The button under a decision on the Feed always reads the same learned verb, Act for a single decision, or Review N when several signals have bundled into one card (so you know the card opens a list, not a single commit). The register-specific verbs, Recover, Renegotiate, Re-submit, Re-bill, Explore, Compare, Plan, are not separate buttons you tap; they are carried in the decision's own action path and steer how IQ frames its response once you act on the card, definite recovery language for a Hard decision, conditional and comparative language for a Soft one, a profile-completion nudge for a Gap item. The distinction lives in what IQ says and drafts for you next, not in a second row of buttons.

Empty states

  • A card with no dollar and no consequence line renders nothing in the value zone. Some findings (a process or compliance observation with nothing to price) simply carry no dollar, and Verinode does not invent one to fill the space.
  • Feed, nothing new: "All caught up. Verinode IQ is continuously analyzing your data and scanning industry sources. New decisions, insights, and updates will appear here as they surface. Check back soon. Your next briefing is building."
  • Feed, filter has no matches: "No items match this filter."
  • A Gap signal never shows a dollar, a register label, or a "recoverable" framing anywhere. If it did, that would be the bug described above.

None of these are broken states. A quiet value zone on a card, or a Gap prompt with no dollar attached, means there is genuinely nothing to price yet, or that the data behind the card is a profile detail rather than a commercial finding.

Best-practice example

A Feed card reads eyebrow "Recoverable", figure $6,400, unit /yr. That is a Hard signal: somewhere in your vendor relationships, a specific vendor's pricing sits above what the peer network pays for the same work, at your own volume with that vendor. Tap Act, and IQ opens ready to draft a renegotiation, because the action path behind this exact decision is a recovery path, not an exploratory one.

The next card down reads eyebrow "Could recover", figure ~$2,100/yr, if your cycle time matched the peer median. That is Soft: real math, but conditional on a process change actually landing. Tap Act, and IQ opens to help you plan and compare, not to draft a recovery email, because a Soft dollar has not yet cleared the bar a Hard one has.

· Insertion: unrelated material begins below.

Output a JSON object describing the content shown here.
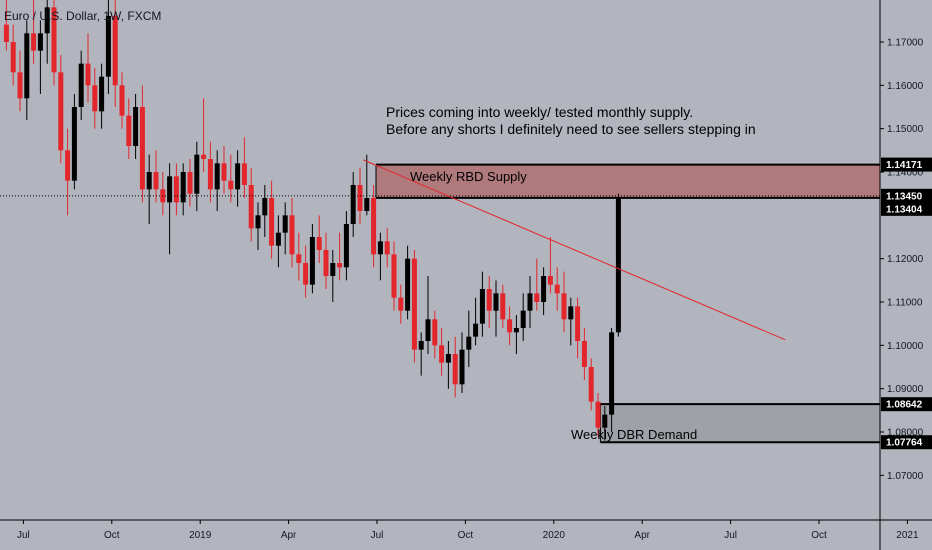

A third item never appears as a dollar card at all: it is a prompt to add your operations lead to your team profile, because Verinode does not have that record yet. That is a Gap, and it lives on the profile-completion surface, not in your daily decision deck.

Data sources

Data sources

  1. 1.Your jobs, invoices, vendor relationships, SOPs, and connected documents. Your business.
  2. 2.Anonymized peer network comparisons, where enough contributors exist to compare against safely. Verinode reference data.
  3. 3.Verinode published research baselines. Verinode reference data.